代理人は能力者であることを要しません(本人の自己責任)。よって誤りです。選任後の後見開始と区別し、制限行為能力者が他の制限行為能力者の法定代理人としてした行為は取消事由となる点にも注意。

【問】AがBからB所有地の売却の代理権を与えられている場合、Aは、Bの同意がなければ、自ら買主となることができない。

自己契約は原則として禁止されていますが、本人の同意があればこの限りではありません。よって正しい肢となります。


Aが、B所有の建物の売却(それに伴う保存行為を含む。)についてBから代理権を授与されている場合に関する次の記述のうち、民法の規定及び判例によれば、正しいものはどれか。(2001年の宅建士過去問 問-8)

【問】Aが、Bの名を示さずCと売買契約を締結した場合には、Cが、売主はBであることを知っていても、売買契約はAC間で成立する。

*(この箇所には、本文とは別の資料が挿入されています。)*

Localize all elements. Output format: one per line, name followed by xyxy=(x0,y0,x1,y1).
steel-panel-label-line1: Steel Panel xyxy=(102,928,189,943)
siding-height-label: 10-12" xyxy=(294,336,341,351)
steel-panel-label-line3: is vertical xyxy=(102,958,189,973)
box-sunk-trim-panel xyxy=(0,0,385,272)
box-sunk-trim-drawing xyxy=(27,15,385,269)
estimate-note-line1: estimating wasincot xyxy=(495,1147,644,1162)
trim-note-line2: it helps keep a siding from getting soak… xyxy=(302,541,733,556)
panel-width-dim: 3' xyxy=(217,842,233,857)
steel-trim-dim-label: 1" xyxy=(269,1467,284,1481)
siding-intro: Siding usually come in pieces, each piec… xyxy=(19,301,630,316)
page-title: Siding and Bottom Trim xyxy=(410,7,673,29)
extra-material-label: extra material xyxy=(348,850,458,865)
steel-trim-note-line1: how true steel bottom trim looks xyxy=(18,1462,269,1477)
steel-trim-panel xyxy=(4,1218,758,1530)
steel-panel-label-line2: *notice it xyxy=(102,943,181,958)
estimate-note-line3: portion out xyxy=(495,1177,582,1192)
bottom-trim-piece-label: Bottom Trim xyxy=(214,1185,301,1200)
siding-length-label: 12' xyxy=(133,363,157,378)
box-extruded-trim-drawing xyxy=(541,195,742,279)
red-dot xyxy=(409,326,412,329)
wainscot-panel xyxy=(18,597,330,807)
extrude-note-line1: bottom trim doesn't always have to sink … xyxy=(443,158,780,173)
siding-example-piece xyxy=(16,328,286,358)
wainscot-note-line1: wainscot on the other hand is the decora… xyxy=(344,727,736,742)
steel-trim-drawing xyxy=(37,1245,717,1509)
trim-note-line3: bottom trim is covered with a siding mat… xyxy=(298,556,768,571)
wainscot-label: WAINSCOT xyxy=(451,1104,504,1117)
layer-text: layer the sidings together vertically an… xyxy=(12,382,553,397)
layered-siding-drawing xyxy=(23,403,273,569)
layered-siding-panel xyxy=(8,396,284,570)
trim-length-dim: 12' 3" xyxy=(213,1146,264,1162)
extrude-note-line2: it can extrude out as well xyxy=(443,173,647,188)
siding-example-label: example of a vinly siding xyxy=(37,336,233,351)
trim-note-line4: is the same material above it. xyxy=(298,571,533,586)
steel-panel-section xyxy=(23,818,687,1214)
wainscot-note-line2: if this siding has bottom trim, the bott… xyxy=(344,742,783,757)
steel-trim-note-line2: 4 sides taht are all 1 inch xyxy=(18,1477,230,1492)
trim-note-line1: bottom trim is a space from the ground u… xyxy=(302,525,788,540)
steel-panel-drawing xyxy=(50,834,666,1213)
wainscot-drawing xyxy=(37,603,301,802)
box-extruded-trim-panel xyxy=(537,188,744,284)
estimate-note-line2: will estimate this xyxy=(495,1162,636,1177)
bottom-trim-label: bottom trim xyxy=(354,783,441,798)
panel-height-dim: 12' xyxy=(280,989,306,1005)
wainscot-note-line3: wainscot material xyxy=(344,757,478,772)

代理人が本人の名を示さず売買契約を締結した場合、売買契約は原則として代理人と相手方との間で成立しますが、相手方が、代理人が本人のために契約を締結したことを知っていた(または知ることができた)ときは、契約は本人との間で成立します。よって誤りです。

【問】Aが、買主Dから虚偽の事実を告げられて売買契約をした場合でも、Bがその事情を知りつつAに対してDとの契約を指図したものであるときには、BからDに対する詐欺による取消はできない。

代理人が虚偽の事実を告げられて売買契約を締結した場合、本人は原則として詐欺を理由に契約を取り消すことができます。しかし、代理人が本人の指図に従って契約を締結した場合、本人は自己が知っていた事実について代理人が知らなかったことを主張できません。よってBは、AがDにだまされたことを主張することはできず、正しい肢となります。

【問】Aが、買主を探索中、台風によって破損した建物の一部を、Bに無断で第三者に修繕させた場合、Bには、修繕代金を負担する義務はない。

保存行為の代理権を与えられた代理人が、保存行為のために締結した契約の効果は本人に帰属します。よってBは修繕代金を負担する義務を負い、誤りとなります。

【問】Aは、急病のためやむを得ない事情があっても、Bの承諾がなければ、さらにEを代理人として選任しBの代理をさせることはできない。

任意代理人は、本人の許諾があるとき「または」やむを得ない事情があるときに復代理人を選任することができます(法定代理人は、自己の責任でいつでも復代理人を選任可能)。よって誤りです。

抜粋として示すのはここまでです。